One would think that after returning from the cancerGRACE Patient Forum in Boston on September 6th and after learning about new medications I can try when Xalkori stops working for me, I would feel more relaxed. Initially, I did feel better about my future options. On most days, I still feel relief that there is a new targeted therapy that I can try, (if/when I need it), and also another one which is expected to be FDA approved in the next couple of months. I learned about other targeted therapy and chemotherapy strategies that clinicians are using for patients like me. However, I've also found myself thinking about what these medications and strategies really mean for me.
When I was first found to have stage 4 lung cancer, the words "terminal cancer" hit my ears and began to come out of my mouth. I actually heard myself saying, "I have terminal cancer" and, "There is no cure for me." I just Googled "terminal cancer" and here's what I found:
"A malignancy which is expected to cause the patient’s death in a short period of time—i.e., weeks to several months"
In the beginning, saying I have terminal cancer was accurate. However, with Xalkori working well for me, I no longer say I have "terminal" cancer. But then...what do I have? How is my illness characterized? Sadly, the words, "There is no cure for me," are still true and I hear myself saying that phrase, occasionally.
For right now, patients in my situation stay on a targeted or chemo therapy until it stops working.

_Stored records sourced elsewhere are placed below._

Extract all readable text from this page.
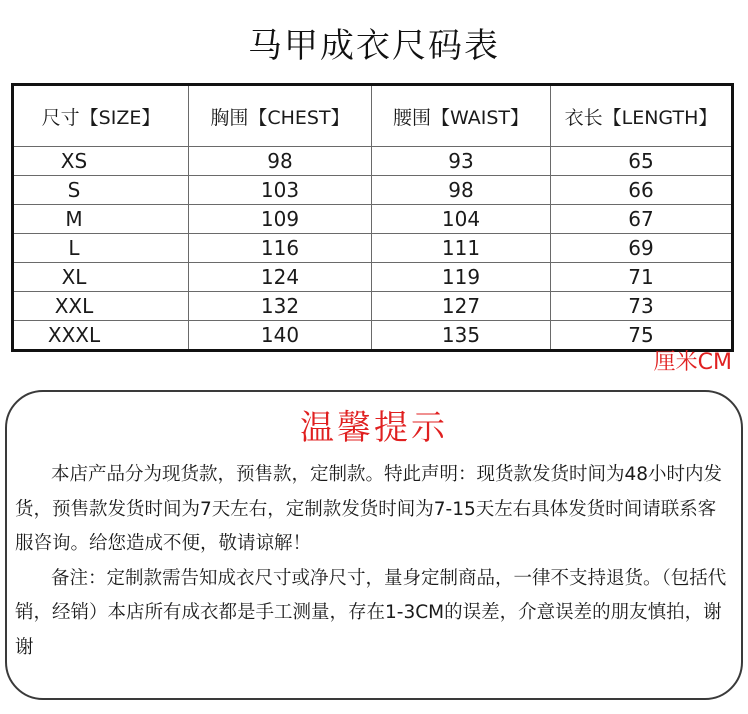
马甲成衣尺码表
尺寸【SIZE】	胸围【CHEST】	腰围【WAIST】	衣长【LENGTH】
XS	98	93	65
S	103	98	66
M	109	104	67
L	116	111	69
XL	124	119	71
XXL	132	127	73
XXXL	140	135	75
厘米CM
温馨提示

本店产品分为现货款，预售款，定制款。特此声明：现货款发货时间为48小时内发货，预售款发货时间为7天左右，定制款发货时间为7-15天左右具体发货时间请联系客服咨询。给您造成不便，敬请谅解！

备注：定制款需告知成衣尺寸或净尺寸，量身定制商品，一律不支持退货。（包括代销，经销）本店所有成衣都是手工测量，存在1-3CM的误差，介意误差的朋友慎拍，谢谢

Then we try another regimen and stay on that for as long as possible. We go from one regimen to the next. If we can get several months to a few years out of each regimen, perhaps we can cobble together enough time for researchers to come up with a cure. Boy...I sure hope researchers are able to keep coming up with new targeted and chemo therapies to keep me alive for while.
I'm not ungrateful in any way. The cancer researchers who developed Xalkori are the ones who have made it so I don't have to say that I have terminal cancer. They have advanced the field so that stage 4 lung cancer can now be viewed as a chronic illness. Much like people with diabetes watch their diets, monitor their blood sugars, and inject insulin - while waiting for a cure, I'll take my targeted therapy, will switch to a new therapy when needed, and will continue to wait for a cure.
I don't mean to be greedy...but a cure would be really awesome.